The man sprang onto her branch and shoved the beast away from her.
Elanna closed her eyes in pain. The thumps of the animal hitting branches as it fell before landing with a thunk on the ground, gave her something to focus on to keep her from blacking out.
She heard no more fighting. The third cat must have been downed, too.
She was suddenly aware of the large person in front of her on the branch. When she opened her eyes, stern brown eyes were locked on her.
“I cannot—” But she couldn’t finish her thought. The stars reclaimed their borrowed power, and Elanna fell against him and into oblivion.
Elanna had a brother once. Daved. She supposed she still did somewhere back in Grenden, where she was from.
When she allowed herself a personal thought or two, sometimes she wondered about him.
Did he still live in the city of Mara, a port that also acted as a military citadel between the Capella Realm and the country of Vathnava?

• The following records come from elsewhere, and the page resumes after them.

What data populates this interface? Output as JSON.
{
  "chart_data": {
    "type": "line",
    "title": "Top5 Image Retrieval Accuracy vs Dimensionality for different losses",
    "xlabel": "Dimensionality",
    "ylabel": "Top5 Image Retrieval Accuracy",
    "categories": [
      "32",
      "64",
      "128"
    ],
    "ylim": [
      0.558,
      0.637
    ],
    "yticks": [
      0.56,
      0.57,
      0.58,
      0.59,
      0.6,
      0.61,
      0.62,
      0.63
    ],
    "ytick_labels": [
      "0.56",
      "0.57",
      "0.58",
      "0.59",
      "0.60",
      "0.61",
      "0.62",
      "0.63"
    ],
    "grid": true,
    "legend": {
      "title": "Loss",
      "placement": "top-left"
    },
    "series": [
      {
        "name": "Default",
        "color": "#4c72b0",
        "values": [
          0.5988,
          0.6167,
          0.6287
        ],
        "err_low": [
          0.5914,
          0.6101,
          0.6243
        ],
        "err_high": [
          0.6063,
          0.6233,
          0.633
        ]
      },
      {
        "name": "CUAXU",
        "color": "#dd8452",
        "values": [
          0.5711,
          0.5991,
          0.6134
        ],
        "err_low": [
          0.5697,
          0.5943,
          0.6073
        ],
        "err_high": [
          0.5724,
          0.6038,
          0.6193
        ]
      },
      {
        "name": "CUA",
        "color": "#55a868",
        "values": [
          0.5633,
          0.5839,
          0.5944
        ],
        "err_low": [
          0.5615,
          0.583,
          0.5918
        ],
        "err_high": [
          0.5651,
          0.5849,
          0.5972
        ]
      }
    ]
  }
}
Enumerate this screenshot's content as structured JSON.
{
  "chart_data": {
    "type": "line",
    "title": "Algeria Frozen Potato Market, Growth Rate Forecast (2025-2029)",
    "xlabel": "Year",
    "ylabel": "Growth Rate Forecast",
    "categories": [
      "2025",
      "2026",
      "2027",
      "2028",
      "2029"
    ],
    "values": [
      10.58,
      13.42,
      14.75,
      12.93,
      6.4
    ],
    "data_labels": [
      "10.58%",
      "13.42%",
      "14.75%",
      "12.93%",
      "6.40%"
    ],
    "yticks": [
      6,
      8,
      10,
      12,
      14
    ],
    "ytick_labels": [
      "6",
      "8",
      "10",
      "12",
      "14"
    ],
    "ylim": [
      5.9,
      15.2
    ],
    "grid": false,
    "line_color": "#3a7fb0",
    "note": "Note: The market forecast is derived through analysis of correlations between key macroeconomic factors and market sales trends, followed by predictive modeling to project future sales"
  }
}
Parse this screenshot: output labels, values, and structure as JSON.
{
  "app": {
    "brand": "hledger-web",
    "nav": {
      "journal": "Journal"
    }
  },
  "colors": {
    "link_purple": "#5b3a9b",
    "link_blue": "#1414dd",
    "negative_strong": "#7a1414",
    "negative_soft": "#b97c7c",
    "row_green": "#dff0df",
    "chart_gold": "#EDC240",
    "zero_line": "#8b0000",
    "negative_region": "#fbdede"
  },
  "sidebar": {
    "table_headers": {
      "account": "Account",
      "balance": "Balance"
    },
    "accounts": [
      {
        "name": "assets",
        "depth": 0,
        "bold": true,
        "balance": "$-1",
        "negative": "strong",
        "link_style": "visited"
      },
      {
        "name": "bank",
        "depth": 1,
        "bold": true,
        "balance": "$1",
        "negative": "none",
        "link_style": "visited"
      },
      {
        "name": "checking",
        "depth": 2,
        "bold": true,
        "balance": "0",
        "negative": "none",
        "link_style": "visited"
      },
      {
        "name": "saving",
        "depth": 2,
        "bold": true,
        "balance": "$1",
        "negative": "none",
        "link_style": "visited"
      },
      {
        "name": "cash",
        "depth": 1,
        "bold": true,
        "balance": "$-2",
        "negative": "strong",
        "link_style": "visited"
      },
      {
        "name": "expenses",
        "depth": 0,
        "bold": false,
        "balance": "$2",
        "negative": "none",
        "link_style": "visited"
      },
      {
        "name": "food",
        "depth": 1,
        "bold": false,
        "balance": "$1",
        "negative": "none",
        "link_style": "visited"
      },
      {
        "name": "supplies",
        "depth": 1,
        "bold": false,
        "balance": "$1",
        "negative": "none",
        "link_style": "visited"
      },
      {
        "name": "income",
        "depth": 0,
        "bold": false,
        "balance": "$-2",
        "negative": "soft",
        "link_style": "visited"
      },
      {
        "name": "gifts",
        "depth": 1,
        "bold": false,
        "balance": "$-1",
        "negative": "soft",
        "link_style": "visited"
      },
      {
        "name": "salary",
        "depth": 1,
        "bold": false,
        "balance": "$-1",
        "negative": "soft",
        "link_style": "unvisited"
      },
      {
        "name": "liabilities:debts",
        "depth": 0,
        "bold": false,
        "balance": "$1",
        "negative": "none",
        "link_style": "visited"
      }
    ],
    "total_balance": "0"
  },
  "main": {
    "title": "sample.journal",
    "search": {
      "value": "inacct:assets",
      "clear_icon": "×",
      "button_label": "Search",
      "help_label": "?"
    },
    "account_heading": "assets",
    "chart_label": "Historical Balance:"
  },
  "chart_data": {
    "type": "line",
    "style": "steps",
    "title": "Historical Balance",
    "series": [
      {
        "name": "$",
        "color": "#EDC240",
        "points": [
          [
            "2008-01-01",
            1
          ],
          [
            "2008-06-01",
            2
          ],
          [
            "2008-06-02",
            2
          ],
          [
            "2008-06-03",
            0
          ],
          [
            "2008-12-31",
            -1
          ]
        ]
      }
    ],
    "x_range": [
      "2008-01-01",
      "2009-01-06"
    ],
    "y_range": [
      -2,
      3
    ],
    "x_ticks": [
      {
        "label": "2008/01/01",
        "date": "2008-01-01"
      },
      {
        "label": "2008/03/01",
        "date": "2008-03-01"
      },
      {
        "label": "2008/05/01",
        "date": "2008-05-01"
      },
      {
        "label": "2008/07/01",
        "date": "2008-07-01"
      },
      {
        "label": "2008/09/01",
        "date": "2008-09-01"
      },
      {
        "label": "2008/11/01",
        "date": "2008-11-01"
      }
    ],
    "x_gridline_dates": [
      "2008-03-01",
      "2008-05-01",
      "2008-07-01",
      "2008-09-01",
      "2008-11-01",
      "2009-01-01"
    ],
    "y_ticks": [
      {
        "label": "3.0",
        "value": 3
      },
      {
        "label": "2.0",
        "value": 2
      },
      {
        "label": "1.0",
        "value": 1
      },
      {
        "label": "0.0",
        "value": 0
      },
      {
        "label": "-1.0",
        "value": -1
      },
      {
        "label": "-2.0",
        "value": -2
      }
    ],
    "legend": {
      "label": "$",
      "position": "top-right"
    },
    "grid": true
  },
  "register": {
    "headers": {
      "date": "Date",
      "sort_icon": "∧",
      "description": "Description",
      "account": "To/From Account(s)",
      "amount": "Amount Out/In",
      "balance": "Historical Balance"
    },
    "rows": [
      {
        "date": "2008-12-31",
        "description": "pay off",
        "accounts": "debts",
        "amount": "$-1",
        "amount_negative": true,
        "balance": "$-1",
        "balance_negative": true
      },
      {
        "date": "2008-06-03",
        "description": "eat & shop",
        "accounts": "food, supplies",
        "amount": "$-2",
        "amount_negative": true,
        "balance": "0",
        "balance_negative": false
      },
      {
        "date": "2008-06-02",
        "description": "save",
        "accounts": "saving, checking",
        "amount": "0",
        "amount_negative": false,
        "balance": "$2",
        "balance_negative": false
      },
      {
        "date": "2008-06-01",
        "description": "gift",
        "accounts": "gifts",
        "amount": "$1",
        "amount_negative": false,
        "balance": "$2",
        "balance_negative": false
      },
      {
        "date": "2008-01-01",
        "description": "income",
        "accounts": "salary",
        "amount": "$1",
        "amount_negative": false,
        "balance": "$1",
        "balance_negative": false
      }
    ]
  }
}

Daved, five years Elanna’s senior, filled her ears with stories of seafarers, the distant lands beyond, and the courage of the Capella Realm’s military.
He meant to join when he became fourteen, the earliest age of enlistment.
Even at such a young age, Elanna was frightened of when that day would arrive.
Their father, whom Elanna could never remember without a jug in his hand, did not put food on the table.
Daved did. A cobbler’s apprentice, ’twas he who brought home scraps of meat and bread, enough to keep a small child’s belly from being completely empty.
She understood too much about food and what its lack meant.
But in the end, that worry had not mattered.
Daved had been only eleven when Elanna left Mara.